William the Conqueror gave the land to Hugh de Port and since
'an' or 'anne' was a Celtic word for 'brook', so the village was called Anne de
Port. Later this became Amport.
We live in East Cholderton, a name that often causes confusion to people - specially to visitors from afar who cannot understand why a) it is not shown on any motoring atlas or b) it isn't merely on the eastern outskirts of Cholderton, which is shown. Hardly surprisingly, a lot of our visitors tend to be late for lunch. We also meet some very animated lorry-drivers who think they are on the road to Salisbury.
It wasn't until looking up the derivation of the name in a reference book that I realised you have to go back to the Domesday Book of 1086 to reach the truth: which is, that they then had different names (though similar) and over the years these have gradually come together to form the modern name of Cholderton.
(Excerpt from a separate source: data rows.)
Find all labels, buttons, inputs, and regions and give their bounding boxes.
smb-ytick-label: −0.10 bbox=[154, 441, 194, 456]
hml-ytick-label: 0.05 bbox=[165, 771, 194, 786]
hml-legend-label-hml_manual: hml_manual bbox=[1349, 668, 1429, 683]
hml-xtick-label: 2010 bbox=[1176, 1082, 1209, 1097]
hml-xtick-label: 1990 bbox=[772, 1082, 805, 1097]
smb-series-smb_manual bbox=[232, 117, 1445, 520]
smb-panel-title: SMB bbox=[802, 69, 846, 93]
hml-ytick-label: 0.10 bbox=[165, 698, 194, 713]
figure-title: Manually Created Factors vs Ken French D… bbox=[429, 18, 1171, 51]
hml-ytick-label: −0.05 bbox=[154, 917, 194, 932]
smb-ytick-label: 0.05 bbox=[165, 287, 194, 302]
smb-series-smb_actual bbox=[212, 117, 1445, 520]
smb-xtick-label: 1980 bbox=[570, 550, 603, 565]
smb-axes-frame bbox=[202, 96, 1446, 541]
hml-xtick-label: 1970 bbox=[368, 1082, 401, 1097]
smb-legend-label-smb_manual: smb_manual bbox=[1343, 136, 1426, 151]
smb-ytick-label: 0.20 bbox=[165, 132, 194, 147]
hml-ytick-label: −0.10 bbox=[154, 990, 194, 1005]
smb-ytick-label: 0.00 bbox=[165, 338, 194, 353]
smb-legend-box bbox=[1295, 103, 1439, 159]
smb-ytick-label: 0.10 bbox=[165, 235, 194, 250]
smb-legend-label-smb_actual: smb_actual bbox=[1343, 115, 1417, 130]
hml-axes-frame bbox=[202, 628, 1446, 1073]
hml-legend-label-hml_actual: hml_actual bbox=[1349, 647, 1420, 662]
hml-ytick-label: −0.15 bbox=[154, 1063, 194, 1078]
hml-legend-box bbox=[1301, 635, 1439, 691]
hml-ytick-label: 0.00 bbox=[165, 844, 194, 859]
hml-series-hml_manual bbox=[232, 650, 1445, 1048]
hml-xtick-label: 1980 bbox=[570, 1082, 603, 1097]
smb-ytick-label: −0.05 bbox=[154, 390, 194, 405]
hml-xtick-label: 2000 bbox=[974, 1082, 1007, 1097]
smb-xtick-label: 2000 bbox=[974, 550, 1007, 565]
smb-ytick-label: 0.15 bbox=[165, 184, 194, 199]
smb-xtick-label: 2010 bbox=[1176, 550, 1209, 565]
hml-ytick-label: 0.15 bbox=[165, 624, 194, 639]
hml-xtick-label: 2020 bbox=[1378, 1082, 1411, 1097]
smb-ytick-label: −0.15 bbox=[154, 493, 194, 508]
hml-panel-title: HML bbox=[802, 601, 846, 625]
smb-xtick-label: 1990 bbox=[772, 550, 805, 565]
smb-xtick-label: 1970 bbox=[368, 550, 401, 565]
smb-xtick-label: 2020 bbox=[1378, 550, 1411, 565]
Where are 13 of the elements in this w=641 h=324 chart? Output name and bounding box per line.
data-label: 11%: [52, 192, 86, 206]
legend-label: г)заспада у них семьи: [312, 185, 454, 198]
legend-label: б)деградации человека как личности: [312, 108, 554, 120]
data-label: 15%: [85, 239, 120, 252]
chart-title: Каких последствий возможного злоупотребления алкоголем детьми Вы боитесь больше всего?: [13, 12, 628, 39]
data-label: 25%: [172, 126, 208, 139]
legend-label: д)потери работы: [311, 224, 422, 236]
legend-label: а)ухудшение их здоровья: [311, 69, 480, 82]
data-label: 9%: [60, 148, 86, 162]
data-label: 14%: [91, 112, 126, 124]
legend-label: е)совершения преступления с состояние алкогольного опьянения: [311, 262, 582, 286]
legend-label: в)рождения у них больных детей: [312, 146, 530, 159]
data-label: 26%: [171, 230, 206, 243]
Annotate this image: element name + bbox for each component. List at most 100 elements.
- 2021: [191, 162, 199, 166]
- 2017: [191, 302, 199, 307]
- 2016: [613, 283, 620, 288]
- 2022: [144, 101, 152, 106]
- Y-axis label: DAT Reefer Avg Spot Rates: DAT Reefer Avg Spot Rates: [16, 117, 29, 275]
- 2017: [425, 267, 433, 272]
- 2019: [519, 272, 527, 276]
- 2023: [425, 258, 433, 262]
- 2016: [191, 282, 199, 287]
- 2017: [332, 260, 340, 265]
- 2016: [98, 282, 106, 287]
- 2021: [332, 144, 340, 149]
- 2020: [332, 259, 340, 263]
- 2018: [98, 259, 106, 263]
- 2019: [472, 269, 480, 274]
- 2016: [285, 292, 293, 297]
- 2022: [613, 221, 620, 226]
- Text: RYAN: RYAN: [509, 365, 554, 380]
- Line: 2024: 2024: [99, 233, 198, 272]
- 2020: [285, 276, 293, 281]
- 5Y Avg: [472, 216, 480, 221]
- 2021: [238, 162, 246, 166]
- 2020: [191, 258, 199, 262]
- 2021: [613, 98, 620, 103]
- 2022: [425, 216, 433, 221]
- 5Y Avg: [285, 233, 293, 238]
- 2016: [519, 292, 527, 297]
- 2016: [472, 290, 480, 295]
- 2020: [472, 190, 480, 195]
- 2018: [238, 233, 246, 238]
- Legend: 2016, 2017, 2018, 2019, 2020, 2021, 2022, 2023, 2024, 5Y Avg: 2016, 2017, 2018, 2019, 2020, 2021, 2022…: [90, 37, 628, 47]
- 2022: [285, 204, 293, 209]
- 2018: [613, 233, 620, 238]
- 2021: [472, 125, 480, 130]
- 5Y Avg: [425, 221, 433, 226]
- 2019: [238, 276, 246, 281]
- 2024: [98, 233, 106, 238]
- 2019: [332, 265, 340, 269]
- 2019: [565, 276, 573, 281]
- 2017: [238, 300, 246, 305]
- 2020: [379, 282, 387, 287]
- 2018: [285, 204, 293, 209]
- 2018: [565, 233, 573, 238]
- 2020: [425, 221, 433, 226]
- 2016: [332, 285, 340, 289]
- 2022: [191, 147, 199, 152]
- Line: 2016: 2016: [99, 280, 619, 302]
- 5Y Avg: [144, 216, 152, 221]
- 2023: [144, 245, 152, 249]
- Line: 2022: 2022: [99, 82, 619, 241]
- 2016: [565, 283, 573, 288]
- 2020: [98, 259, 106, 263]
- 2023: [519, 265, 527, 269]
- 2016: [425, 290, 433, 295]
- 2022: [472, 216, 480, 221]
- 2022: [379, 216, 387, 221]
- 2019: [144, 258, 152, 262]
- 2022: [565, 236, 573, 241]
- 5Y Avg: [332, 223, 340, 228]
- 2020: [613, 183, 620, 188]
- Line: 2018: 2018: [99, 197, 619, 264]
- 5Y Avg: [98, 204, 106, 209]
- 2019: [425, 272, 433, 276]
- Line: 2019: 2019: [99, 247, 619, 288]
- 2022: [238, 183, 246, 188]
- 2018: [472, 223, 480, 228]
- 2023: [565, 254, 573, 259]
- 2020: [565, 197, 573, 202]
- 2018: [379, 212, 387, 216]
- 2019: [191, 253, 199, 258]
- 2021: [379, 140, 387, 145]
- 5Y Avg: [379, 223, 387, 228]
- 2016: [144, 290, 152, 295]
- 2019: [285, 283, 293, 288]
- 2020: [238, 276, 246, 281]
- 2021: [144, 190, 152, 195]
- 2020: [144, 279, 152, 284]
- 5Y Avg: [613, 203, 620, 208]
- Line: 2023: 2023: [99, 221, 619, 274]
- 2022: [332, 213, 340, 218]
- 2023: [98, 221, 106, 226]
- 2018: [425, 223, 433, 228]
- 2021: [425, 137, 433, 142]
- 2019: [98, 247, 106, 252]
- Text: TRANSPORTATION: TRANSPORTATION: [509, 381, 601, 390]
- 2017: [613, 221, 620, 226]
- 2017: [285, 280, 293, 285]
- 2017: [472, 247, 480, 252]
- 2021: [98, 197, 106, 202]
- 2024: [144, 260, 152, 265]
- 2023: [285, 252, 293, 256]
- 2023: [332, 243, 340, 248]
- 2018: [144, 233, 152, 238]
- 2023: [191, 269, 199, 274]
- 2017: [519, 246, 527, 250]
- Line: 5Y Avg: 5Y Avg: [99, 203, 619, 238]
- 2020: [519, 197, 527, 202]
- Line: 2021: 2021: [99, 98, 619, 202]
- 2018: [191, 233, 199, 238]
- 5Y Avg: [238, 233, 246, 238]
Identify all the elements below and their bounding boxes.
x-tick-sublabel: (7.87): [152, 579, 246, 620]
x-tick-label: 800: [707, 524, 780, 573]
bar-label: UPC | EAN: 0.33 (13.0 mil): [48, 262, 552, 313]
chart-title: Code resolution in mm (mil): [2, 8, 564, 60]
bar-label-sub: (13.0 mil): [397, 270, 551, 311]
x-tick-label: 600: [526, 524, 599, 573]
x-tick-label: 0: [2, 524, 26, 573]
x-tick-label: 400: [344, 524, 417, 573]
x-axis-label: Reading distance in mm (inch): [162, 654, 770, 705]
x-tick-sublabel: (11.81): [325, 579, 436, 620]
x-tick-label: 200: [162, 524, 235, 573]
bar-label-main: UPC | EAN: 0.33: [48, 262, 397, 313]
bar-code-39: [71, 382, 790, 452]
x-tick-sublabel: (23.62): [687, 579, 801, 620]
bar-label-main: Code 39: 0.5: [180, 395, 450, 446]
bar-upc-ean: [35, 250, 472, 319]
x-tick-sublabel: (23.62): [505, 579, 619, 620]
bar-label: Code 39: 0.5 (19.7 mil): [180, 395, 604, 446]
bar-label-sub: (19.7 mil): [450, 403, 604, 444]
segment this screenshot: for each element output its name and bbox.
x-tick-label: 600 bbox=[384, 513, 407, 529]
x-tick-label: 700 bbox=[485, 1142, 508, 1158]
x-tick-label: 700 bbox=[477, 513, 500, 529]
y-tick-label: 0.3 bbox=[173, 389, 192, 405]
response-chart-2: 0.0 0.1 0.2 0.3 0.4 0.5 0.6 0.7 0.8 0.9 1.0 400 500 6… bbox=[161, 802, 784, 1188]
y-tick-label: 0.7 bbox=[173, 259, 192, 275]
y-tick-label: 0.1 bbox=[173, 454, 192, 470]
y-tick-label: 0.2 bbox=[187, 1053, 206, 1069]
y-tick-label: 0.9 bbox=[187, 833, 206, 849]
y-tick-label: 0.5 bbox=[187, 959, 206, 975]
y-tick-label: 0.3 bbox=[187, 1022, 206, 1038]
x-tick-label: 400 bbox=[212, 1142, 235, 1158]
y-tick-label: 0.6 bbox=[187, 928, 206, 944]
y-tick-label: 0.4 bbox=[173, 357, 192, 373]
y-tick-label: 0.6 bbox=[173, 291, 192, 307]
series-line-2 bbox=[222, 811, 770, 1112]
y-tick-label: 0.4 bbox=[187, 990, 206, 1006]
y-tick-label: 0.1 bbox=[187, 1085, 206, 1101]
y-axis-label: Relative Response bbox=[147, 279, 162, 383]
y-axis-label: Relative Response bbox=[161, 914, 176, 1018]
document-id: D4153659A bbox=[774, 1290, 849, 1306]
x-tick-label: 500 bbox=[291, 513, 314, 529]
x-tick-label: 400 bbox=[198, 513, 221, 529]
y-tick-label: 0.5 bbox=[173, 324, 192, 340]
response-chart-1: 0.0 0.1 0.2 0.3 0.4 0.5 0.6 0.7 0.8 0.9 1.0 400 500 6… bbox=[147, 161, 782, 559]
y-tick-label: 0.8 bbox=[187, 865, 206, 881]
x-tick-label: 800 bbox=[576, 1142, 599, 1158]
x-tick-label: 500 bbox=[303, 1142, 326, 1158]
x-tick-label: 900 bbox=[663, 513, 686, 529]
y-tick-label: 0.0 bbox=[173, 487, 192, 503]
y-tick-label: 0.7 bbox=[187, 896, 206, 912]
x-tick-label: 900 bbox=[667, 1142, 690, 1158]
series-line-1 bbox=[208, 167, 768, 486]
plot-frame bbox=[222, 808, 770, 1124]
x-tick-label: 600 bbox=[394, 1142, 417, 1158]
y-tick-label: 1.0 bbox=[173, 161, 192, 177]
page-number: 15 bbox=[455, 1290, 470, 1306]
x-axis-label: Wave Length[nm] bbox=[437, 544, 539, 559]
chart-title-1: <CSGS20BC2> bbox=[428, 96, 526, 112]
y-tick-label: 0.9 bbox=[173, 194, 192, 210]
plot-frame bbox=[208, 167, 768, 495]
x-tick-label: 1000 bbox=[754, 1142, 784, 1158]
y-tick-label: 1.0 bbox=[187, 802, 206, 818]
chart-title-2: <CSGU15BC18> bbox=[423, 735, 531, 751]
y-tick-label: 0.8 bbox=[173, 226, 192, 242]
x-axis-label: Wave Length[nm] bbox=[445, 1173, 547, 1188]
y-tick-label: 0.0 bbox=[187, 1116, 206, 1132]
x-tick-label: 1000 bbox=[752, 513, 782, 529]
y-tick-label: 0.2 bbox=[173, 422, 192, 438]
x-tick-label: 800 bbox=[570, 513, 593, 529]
Back in 1086, East Cholderton - the Hampshire Cholderton - was recorded as Cerewartone. The 'tone' ending derives from the Old English 'tun', a homestead or village, and the first part of the name is that of the family living there. The full derivation is roughly 'the homestead of Ceolweard's people'.
Meanwhile Cholderton in Wiltshire appeared in Domesday Book as Celdrintone or Celdretone. This too has a similar derivation, thus perhaps the homestead of Celdrin's people.
With few written records until modern times, the names gradually changed over the years. More recently, the Wiltshire Cholderton became known as West Cholderton, but this distinction was soon dropped so we are left with the present, typically English, muddle of lost lorries and late lunch guests.